Integrantes do Exército e outros aparelhos de Estado foram instrumentalizados para disseminar desinformação e teorias de conspiração infundadas sobre fraudes eleitorais. Esta estratégia visava justamente deslegitimar o processo eleitoral e preparar o terreno para um golpe, caso os resultados das urnas fossem desfavoráveis.
E como a história real não se reverte, é fundamental esclarecer e contextualizar a participação histórica das forças armadas em todos os golpes ocorridos no Brasil. A história política brasileira foi frequentemente marcada pela intervenção direta ou influência dos militares em alterações governamentais, desde a proclamação da República em 1889, até as tentativas mais contemporâneas de subversão da ordem democrática após as eleições de 2022.

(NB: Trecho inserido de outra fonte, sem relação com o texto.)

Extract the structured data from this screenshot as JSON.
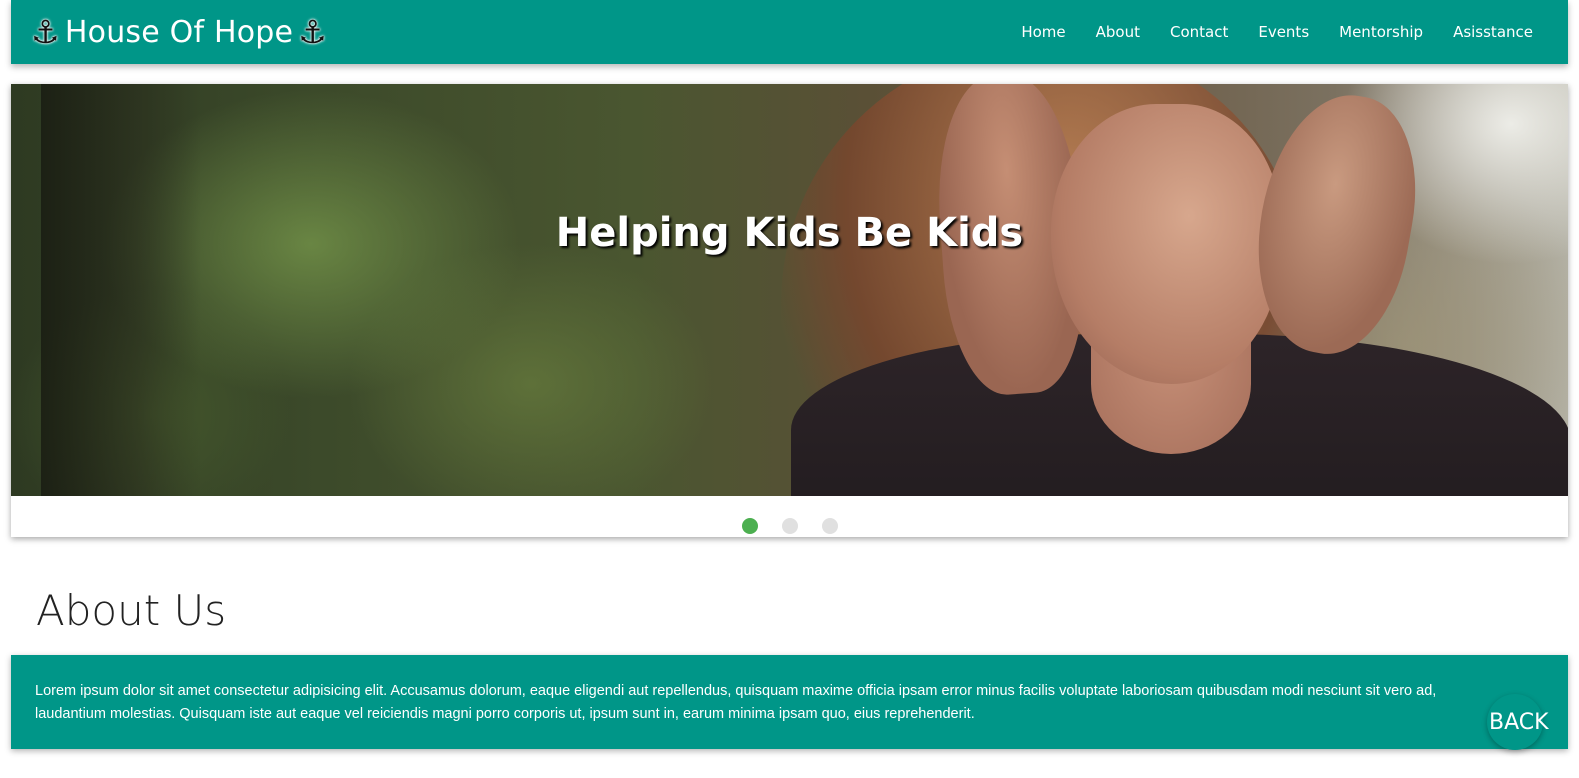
{
  "navbar": {
    "brand_icon_left": "⚓",
    "brand_title": "House Of Hope",
    "brand_icon_right": "⚓",
    "links": [
      "Home",
      "About",
      "Contact",
      "Events",
      "Mentorship",
      "Asisstance"
    ]
  },
  "slider": {
    "caption": "Helping Kids Be Kids",
    "slide_count": 3,
    "active_index": 0
  },
  "about": {
    "heading": "About Us",
    "body": "Lorem ipsum dolor sit amet consectetur adipisicing elit. Accusamus dolorum, eaque eligendi aut repellendus, quisquam maxime officia ipsam error minus facilis voluptate laboriosam quibusdam modi nesciunt sit vero ad, laudantium molestias. Quisquam iste aut eaque vel reiciendis magni porro corporis ut, ipsum sunt in, earum minima ipsam quo, eius reprehenderit."
  },
  "back_button": {
    "label": "BACK"
  },
  "colors": {
    "primary": "#009688",
    "indicator_active": "#4caf50",
    "indicator_inactive": "#e0e0e0"
  },
  "icons": {
    "brand": "anchor-icon"
  }
}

Eles estiveram presentes até nas tentativas fracassadas, como em 1959, quando militares da Força Aérea Brasileira (FAB) tentaram, na chamada Revolta de Aragarças, retirar Juscelino Kubitschek do governo. Assim como em 2022, o plano falhou. No entanto, não deixou de ser uma tentativa de golpe.

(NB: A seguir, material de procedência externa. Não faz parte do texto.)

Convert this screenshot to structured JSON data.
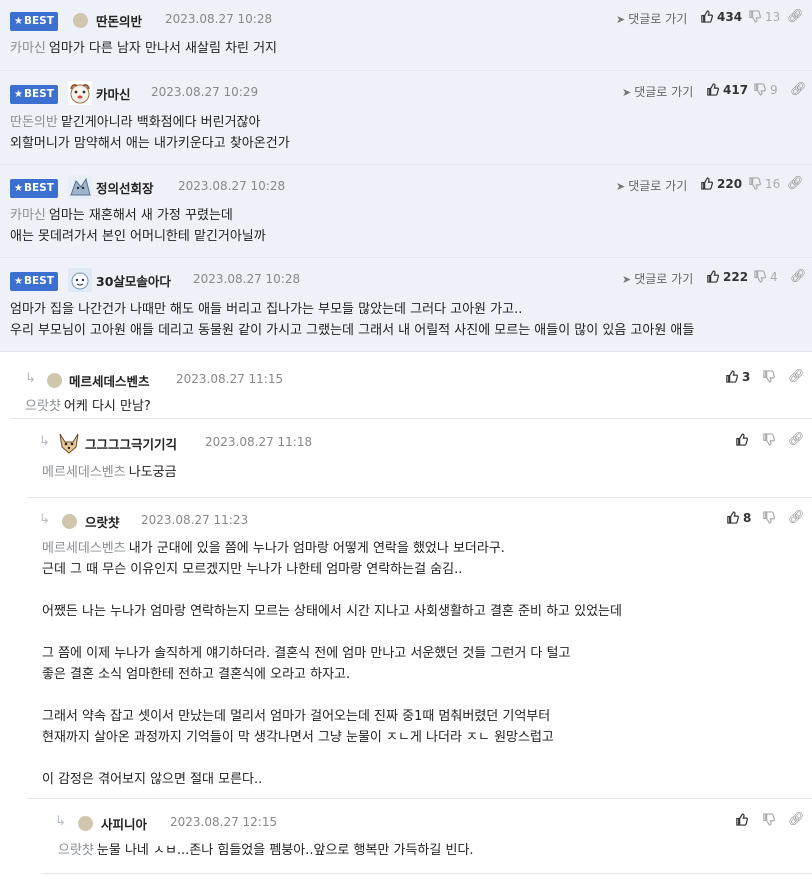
{
  "best_label": "BEST",
  "reply_link_label": "댓글로 가기",
  "best_comments": [
    {
      "nick": "딴돈의반",
      "date": "2023.08.27 10:28",
      "up": "434",
      "down": "13",
      "mention": "카마신",
      "lines": [
        "엄마가 다른 남자 만나서 새살림 차린 거지"
      ]
    },
    {
      "nick": "카마신",
      "date": "2023.08.27 10:29",
      "up": "417",
      "down": "9",
      "mention": "딴돈의반",
      "lines": [
        "맡긴게아니라 백화점에다 버린거잖아",
        "외할머니가 맘약해서 애는 내가키운다고 찾아온건가"
      ]
    },
    {
      "nick": "정의선회장",
      "date": "2023.08.27 10:28",
      "up": "220",
      "down": "16",
      "mention": "카마신",
      "lines": [
        "엄마는 재혼해서 새 가정 꾸렸는데",
        "애는 못데려가서 본인 어머니한테 맡긴거아닐까"
      ]
    },
    {
      "nick": "30살모솔아다",
      "date": "2023.08.27 10:28",
      "up": "222",
      "down": "4",
      "mention": "",
      "lines": [
        "엄마가 집을 나간건가 나때만 해도 애들 버리고 집나가는 부모들 많았는데 그러다 고아원 가고..",
        "우리 부모님이 고아원 애들 데리고 동물원 같이 가시고 그랬는데 그래서 내 어릴적 사진에 모르는 애들이 많이 있음 고아원 애들"
      ]
    }
  ],
  "replies": [
    {
      "nick": "메르세데스벤츠",
      "date": "2023.08.27 11:15",
      "up": "3",
      "mention": "으랏챳",
      "lines": [
        "어케 다시 만남?"
      ]
    },
    {
      "nick": "그그그그극기기긱",
      "date": "2023.08.27 11:18",
      "up": "",
      "mention": "메르세데스벤츠",
      "lines": [
        "나도궁금"
      ]
    },
    {
      "nick": "으랏챳",
      "date": "2023.08.27 11:23",
      "up": "8",
      "mention": "메르세데스벤츠",
      "lines": [
        "내가 군대에 있을 쯤에 누나가 엄마랑 어떻게 연락을 했었나 보더라구.",
        "근데 그 때 무슨 이유인지 모르겠지만 누나가 나한테 엄마랑 연락하는걸 숨김..",
        "",
        "어쨌든 나는 누나가 엄마랑 연락하는지 모르는 상태에서 시간 지나고 사회생활하고 결혼 준비 하고 있었는데",
        "",
        "그 쯤에 이제 누나가 솔직하게 얘기하더라. 결혼식 전에 엄마 만나고 서운했던 것들 그런거 다 털고",
        "좋은 결혼 소식 엄마한테 전하고 결혼식에 오라고 하자고.",
        "",
        "그래서 약속 잡고 셋이서 만났는데 멀리서 엄마가 걸어오는데 진짜 중1때 멈춰버렸던 기억부터",
        "현재까지 살아온 과정까지 기억들이 막 생각나면서 그냥 눈물이 ㅈㄴ게 나더라 ㅈㄴ 원망스럽고",
        "",
        "이 감정은 겪어보지 않으면 절대 모른다.."
      ]
    },
    {
      "nick": "사피니아",
      "date": "2023.08.27 12:15",
      "up": "",
      "mention": "으랏챳",
      "lines": [
        "눈물 나네 ㅅㅂ...존나 힘들었을 펨붕아..앞으로 행복만 가득하길 빈다."
      ]
    }
  ]
}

Por isso mesmo, a tentativa de Mourão de “aliviar” o envolvimento do general Braga Netto, chamando sua prisão de “atropelo das normas legais”, gera até certa vergonha alheia, dada a gravidade dos fatos já apresentados pelas investigações.
Documentos da Polícia Federal detalham um esforço coordenado, apontando que Netto teria inclusive financiado a chamada operação “Punhal Verde e Amarelo”, garantindo que ele teria arrecadado dinheiro para viabilizar as ações dos chamados “kids pretos”, para a subversão do processo democrático.
Ainda que a defesa seja um direito a todos os acusados, é preciso reconhecer que os eventos descritos não foram apenas uma falha de planejamento ou uma tentativa mal sucedida e isolada de golpe. Foram, na realidade, ações criminosas que visavam desestabilizar a democracia brasileira.
A tentativa de Mourão de suavizar a gravidade desses planos não só demonstra uma desconexão com a seriedade dos fatos, mas também sugere uma perigosa indulgência com atitudes que ameaçam o cerne das nossas instituições democráticas.